Parmi les proches du roi, les contestations montent car Alexandre est jugé tyrannique et trop proche des coutumes et traditions perses. Cette période est aussi caractérisée par la mise en avant de l’origine divine d’Alexandre qui a été reconnu par les prêtres égyptiens comme étant le fils de Zeus Ammon, et le monarque fait par ailleurs de plus en plus référence dans ses discours à ses origines divines afin de légitimer son pouvoir sur un empire en expansion. Après son mariage avec la princesse bactrienne Roxane, désavoué par les élites macédoniennes, Alexandre impose l'instauration du rituel de la proskynèse et « ordonne que, tout comme les Perses, les Macédoniens le salu[ent] en l’adorant prosternés contre terre »[6]. Chez les Perses, ce geste signifiait la reconnaissance de la supériorité sociale de la personne à qui il était adressé. En revanche, pour les Grecs, la proskynèse est un rituel réservé à l’adoration des dieux, particulièrement dans le cadre des rituels religieux. En outre, le rituel de la proskynèse est, aux yeux des Grecs, un « motif illustrant le despotisme perse »[7]. L’affaire de la proskynèse ramène ainsi au premier plan les objections macédoniennes face à la nouvelle monarchie de type perse, en particulier à l’aura quasi divine qu’Alexandre semblait vouloir associer à son pouvoir. Callisthène, neveu d'Aristote et historiographe officiel d'Alexandre, exprime de vifs reproches au sujet de la prosternation et se fait le porte-parole des traditionalistes qui refusent ces usages « barbares ». Selon Callisthène, Alexandre viole le nomos (la loi) des Grecs en tentant de leur imposer ce rituel. Callisthène manifeste sa vive opposition dans un discours rapporté notamment par Arrien, Quinte-Curce et Plutarque.
Le rôle des pages royaux
Sous les règnes de Philippe II et Alexandre le Grand, les rois macédoniens s'entourent de pages royaux (basilikoi paidès), des adolescents recrutés dans des familles aristocratiques, qui servent les monarques. Les pages royaux n'exercent aucun rôle direct dans la haute politique, leur enrôlement servant avant tout à les initier progressivement aux responsabilités de la vie politique. Après une période de formation de quatre ans, les pages devaient devenir membres des compagnons du roi et de sa suite personnelle . Pendant leur formation, les pages devaient garder le roi pendant son sommeil, lui fournir des chevaux, l'aider à monter sur son cheval, l'accompagner lors des chasses royales et le servir lors des symposiums (c'est-à-dire des beuveries officielles)[réf. nécessaire]. Les pages conscrits pouvaient espérer une carrière à vie à la cour ou même un poste prestigieux de gouverneur, mais ils pouvaient aussi être considérés comme des otages détenus par la cour royale afin de garantir la loyauté et l'obéissance de leurs pères aristocratiques. Les châtiments abusifs infligés aux pages, comme la flagellation, parfois pratiquée par le roi, ont donné lieu à des intrigues et à des conspirations contre la Couronne, tout comme les fréquentes relations homosexuelles entre les pages et l'élite, parfois avec le roi[réf. nécessaire].

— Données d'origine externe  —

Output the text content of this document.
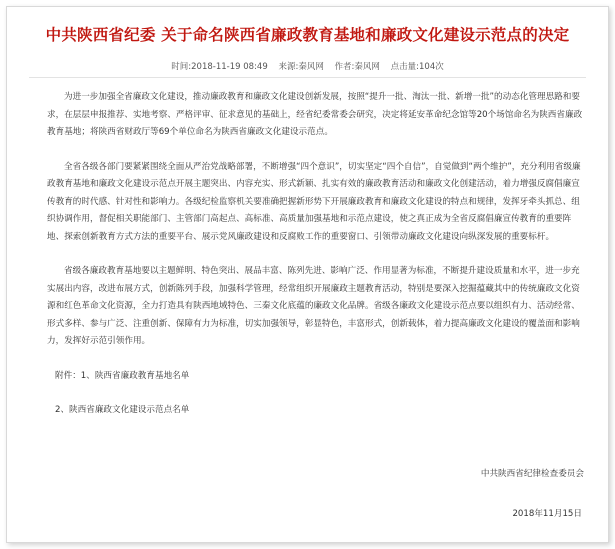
中共陕西省纪委 关于命名陕西省廉政教育基地和廉政文化建设示范点的决定
时间:2018-11-19 08:49 来源:秦风网 作者:秦风网 点击量:104次

为进一步加强全省廉政文化建设，推动廉政教育和廉政文化建设创新发展，按照“提升一批、淘汰一批、新增一批”的动态化管理思路和要求，在层层申报推荐、实地考察、严格评审、征求意见的基础上，经省纪委常委会研究，决定将延安革命纪念馆等20个场馆命名为陕西省廉政教育基地；将陕西省财政厅等69个单位命名为陕西省廉政文化建设示范点。

全省各级各部门要紧紧围绕全面从严治党战略部署，不断增强“四个意识”，切实坚定“四个自信”，自觉做到“两个维护”，充分利用省级廉政教育基地和廉政文化建设示范点开展主题突出、内容充实、形式新颖、扎实有效的廉政教育活动和廉政文化创建活动，着力增强反腐倡廉宣传教育的时代感、针对性和影响力。各级纪检监察机关要准确把握新形势下开展廉政教育和廉政文化建设的特点和规律，发挥牙牵头抓总、组织协调作用，督促相关职能部门、主管部门高起点、高标准、高质量加强基地和示范点建设，使之真正成为全省反腐倡廉宣传教育的重要阵地、探索创新教育方式方法的重要平台、展示党风廉政建设和反腐败工作的重要窗口、引领带动廉政文化建设向纵深发展的重要标杆。

省级各廉政教育基地要以主题鲜明、特色突出、展品丰富、陈列先进、影响广泛、作用显著为标准，不断提升建设质量和水平，进一步充实展出内容，改进布展方式，创新陈列手段，加强科学管理，经常组织开展廉政主题教育活动，特别是要深入挖掘蕴藏其中的传统廉政文化资源和红色革命文化资源，全力打造具有陕西地域特色、三秦文化底蕴的廉政文化品牌。省级各廉政文化建设示范点要以组织有力、活动经常、形式多样、参与广泛、注重创新、保障有力为标准，切实加强领导，彰显特色，丰富形式，创新载体，着力提高廉政文化建设的覆盖面和影响力，发挥好示范引领作用。

附件：1、陕西省廉政教育基地名单

2、陕西省廉政文化建设示范点名单

中共陕西省纪律检查委员会
2018年11月15日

Le déroulement de la conjuration
Ainsi, à l'automne 327 av. J.-C. au cours d'une chasse royale en Bactriane, Hermolaos, page âgé de dix-sept ou dix-huit ans, tue le sanglier que le roi se réservait. Il est alors puni par Alexandre, qui le fait fouetter et le prive de son cheval, comme le veut la coutume macédonienne lorsqu'un page commet une faute. Offensé, Hermolaos n'accepte pas cette sanction et trouve le réconfort et la compréhension auprès de son amant Sostrate qui, selon Quinte-Curce, le persuade de rejoindre un complot contre le roi. Ces derniers conspirent avec sept autres pages, dont Antipater, fils du précédent satrape de Syrie Asclépiodore, Épiménès, fils d'Arseus, Anticles, fils de Théocrite, et Philotas, fils de Carsis le Thrace pour assassiner Alexandre[réf. souhaitée]. Arrien, Plutarque et Quinte-Curce, au delà de la vexation du jeune page, parlent d'une rancœur plus lourde à l'égard du roi, après les assassinats de Parménion, Philotas, de son ami d'enfance Cleitos au début de l'année 328 av. J.-C., qui a eu le tort de porter les exploits de Philippe II au-dessus de ceux de son fils, et de l'affaire de la proskynèse[réf. souhaitée]. Les conspirateurs prévoient d'assassiner Alexandre dans son sommeil, lorsqu'ils seront chargés de garde de nuit. Ils attendent trente-deux jours afin d'être tous de service ensemble la même soirée. Cependant, Alexandre fait indirectement échouer leur plan en restant dehors et éveillé toute la nuit à boire. Selon Arrien, Épiménès, l'un des conspirateurs, révèle le plan fraîchement échoué à son amant Chariclès, qui informe à son tour le frère d'Épiménès, Euryloque, qui avertit Ptolémée. D'après Quinte-Curce, l'histoire est légèrement différente : Épiménès aurait directement informé son frère Euryloque qui avertit Ptolémée et Léonnatos, l'un des gardes du corps d'Alexandre[réf. souhaitée].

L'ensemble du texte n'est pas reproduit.